E poi, ovviamente, i dati. Nudi, crudi, dolorosi da ricordare: “In Italia – ci ricorda Rula – in questo magnifico Paese che mi ha accolta, i numeri sono spietati. Lo scorso anno in media 88 donne al giorno hanno subito violenza e abusi. Una, ogni 15 minuti. Ogni tre giorni è stata uccisa una donna. E nell’85 per cento dei casi, il carnefice – ha spiegato la giornalista – non ha bisogno di bussare alla porta per un motivo molto semplice: ha le chiavi di casa. Ci sono le sue impronte sullo zerbino, l’ombra delle sue labbra sul bicchiere in cucina”.
È utile ricordare anche oggi le parole della vigilia, perché sono state un enorme castello di carte che stava per coprire la realtà di questo monologo: Rula non è stata “anti-italiana”, ma filo italiana, ovvero dalla parte dell’Italia migliore.
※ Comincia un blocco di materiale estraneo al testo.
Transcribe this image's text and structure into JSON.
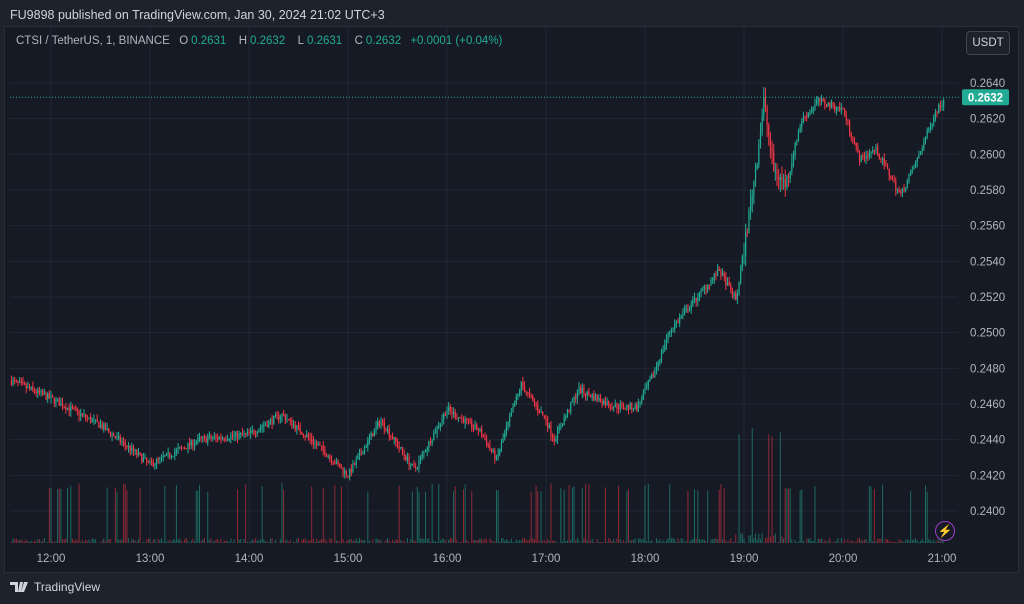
{
  "header": {
    "published": "FU9898 published on TradingView.com, Jan 30, 2024 21:02 UTC+3"
  },
  "legend": {
    "symbol": "CTSI / TetherUS, 1, BINANCE",
    "o_label": "O",
    "o": "0.2631",
    "h_label": "H",
    "h": "0.2632",
    "l_label": "L",
    "l": "0.2631",
    "c_label": "C",
    "c": "0.2632",
    "change": "+0.0001 (+0.04%)"
  },
  "currency_button": "USDT",
  "brand": "TradingView",
  "colors": {
    "up": "#22ab94",
    "down": "#f23645",
    "grid": "#232733",
    "bg": "#161a25",
    "last_price": "#22ab94"
  },
  "chart_data": {
    "type": "candlestick",
    "interval": "1m",
    "last_price": 0.2632,
    "last_price_label": "0.2632",
    "ylim": [
      0.2384,
      0.265
    ],
    "y_ticks": [
      "0.2400",
      "0.2420",
      "0.2440",
      "0.2460",
      "0.2480",
      "0.2500",
      "0.2520",
      "0.2540",
      "0.2560",
      "0.2580",
      "0.2600",
      "0.2620",
      "0.2640"
    ],
    "x_ticks": [
      "12:00",
      "13:00",
      "14:00",
      "15:00",
      "16:00",
      "17:00",
      "18:00",
      "19:00",
      "20:00",
      "21:00"
    ],
    "xlim_hours": [
      11.6,
      21.2
    ],
    "price_path": [
      [
        11.6,
        0.2473
      ],
      [
        12.0,
        0.2463
      ],
      [
        12.5,
        0.2448
      ],
      [
        13.0,
        0.2426
      ],
      [
        13.5,
        0.244
      ],
      [
        14.0,
        0.2443
      ],
      [
        14.33,
        0.2454
      ],
      [
        14.75,
        0.2434
      ],
      [
        15.0,
        0.242
      ],
      [
        15.33,
        0.2451
      ],
      [
        15.67,
        0.2423
      ],
      [
        16.0,
        0.2457
      ],
      [
        16.33,
        0.2445
      ],
      [
        16.5,
        0.2429
      ],
      [
        16.75,
        0.2471
      ],
      [
        17.0,
        0.2451
      ],
      [
        17.08,
        0.244
      ],
      [
        17.33,
        0.2468
      ],
      [
        17.67,
        0.2459
      ],
      [
        17.92,
        0.2458
      ],
      [
        18.08,
        0.2476
      ],
      [
        18.25,
        0.2501
      ],
      [
        18.75,
        0.2535
      ],
      [
        18.92,
        0.2518
      ],
      [
        19.03,
        0.2558
      ],
      [
        19.13,
        0.2597
      ],
      [
        19.2,
        0.263
      ],
      [
        19.3,
        0.2591
      ],
      [
        19.42,
        0.2583
      ],
      [
        19.58,
        0.2619
      ],
      [
        19.75,
        0.263
      ],
      [
        20.0,
        0.2625
      ],
      [
        20.17,
        0.2597
      ],
      [
        20.33,
        0.2603
      ],
      [
        20.58,
        0.2577
      ],
      [
        20.75,
        0.2597
      ],
      [
        20.92,
        0.2622
      ],
      [
        21.03,
        0.2632
      ]
    ]
  }
}
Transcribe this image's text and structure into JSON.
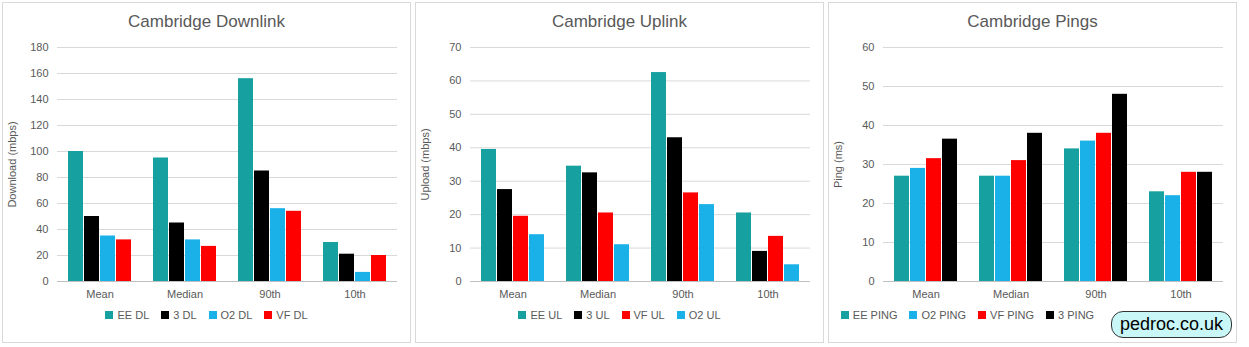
{
  "chart_data": [
    {
      "type": "bar",
      "title": "Cambridge Downlink",
      "y_label": "Download (mbps)",
      "categories": [
        "Mean",
        "Median",
        "90th",
        "10th"
      ],
      "series": [
        {
          "name": "EE DL",
          "color": "#16a0a0",
          "values": [
            100,
            95,
            156,
            30
          ]
        },
        {
          "name": "3 DL",
          "color": "#000000",
          "values": [
            50,
            45,
            85,
            21
          ]
        },
        {
          "name": "O2 DL",
          "color": "#1ab0e8",
          "values": [
            35,
            32,
            56,
            7
          ]
        },
        {
          "name": "VF DL",
          "color": "#ff0000",
          "values": [
            32,
            27,
            54,
            20
          ]
        }
      ],
      "ylim": [
        0,
        180
      ],
      "yticks": [
        0,
        20,
        40,
        60,
        80,
        100,
        120,
        140,
        160,
        180
      ],
      "grid": true,
      "legend": "bottom"
    },
    {
      "type": "bar",
      "title": "Cambridge Uplink",
      "y_label": "Upload (mbps)",
      "categories": [
        "Mean",
        "Median",
        "90th",
        "10th"
      ],
      "series": [
        {
          "name": "EE UL",
          "color": "#16a0a0",
          "values": [
            39.5,
            34.5,
            62.5,
            20.5
          ]
        },
        {
          "name": "3 UL",
          "color": "#000000",
          "values": [
            27.5,
            32.5,
            43,
            9
          ]
        },
        {
          "name": "VF UL",
          "color": "#ff0000",
          "values": [
            19.5,
            20.5,
            26.5,
            13.5
          ]
        },
        {
          "name": "O2 UL",
          "color": "#1ab0e8",
          "values": [
            14,
            11,
            23,
            5
          ]
        }
      ],
      "ylim": [
        0,
        70
      ],
      "yticks": [
        0,
        10,
        20,
        30,
        40,
        50,
        60,
        70
      ],
      "grid": true,
      "legend": "bottom"
    },
    {
      "type": "bar",
      "title": "Cambridge Pings",
      "y_label": "Ping (ms)",
      "categories": [
        "Mean",
        "Median",
        "90th",
        "10th"
      ],
      "series": [
        {
          "name": "EE PING",
          "color": "#16a0a0",
          "values": [
            27,
            27,
            34,
            23
          ]
        },
        {
          "name": "O2 PING",
          "color": "#1ab0e8",
          "values": [
            29,
            27,
            36,
            22
          ]
        },
        {
          "name": "VF PING",
          "color": "#ff0000",
          "values": [
            31.5,
            31,
            38,
            28
          ]
        },
        {
          "name": "3 PING",
          "color": "#000000",
          "values": [
            36.5,
            38,
            48,
            28
          ]
        }
      ],
      "ylim": [
        0,
        60
      ],
      "yticks": [
        0,
        10,
        20,
        30,
        40,
        50,
        60
      ],
      "grid": true,
      "legend": "bottom",
      "annotation": "pedroc.co.uk"
    }
  ]
}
Non è stata “palestinese”, ma donna, senza aggettivi o bandiere, ovvero dalla parte di tutte. Non è stata “antisemita”, ma fiera nemica del femminicidio, dell’omofobia e di tutte le violenze, questo sì.
“Lo shock” c’è stato, dunque, ma non nel senso “sanremese” del termine. Non è stato cercare scandalo, ma dare un nome alla realtà. E lo shock non è stato quello che si è prodotto in teatro, per chi era in platea, o a casa, per noi che abbiamo ascoltato o letto le parole di Rula.
Lo shock sarà l’onda di ridicolo che attraverserà un’aula di tribunale, a partire da domani. Quando qualche avvocato improvvido chiederà: “Lei come era vestita?”. “Aveva biancheria intima quella sera?”. “Trova sexy gli uomini in divisa?”.
E sarà sommerso: dal ridicolo e dalla vergogna. Soprattutto perché, se è tra quelli che non ha sentito il monologo di ieri, ancora non sa che le parole della vergogna – anche grazie a Rula – sono bruciate per sempre.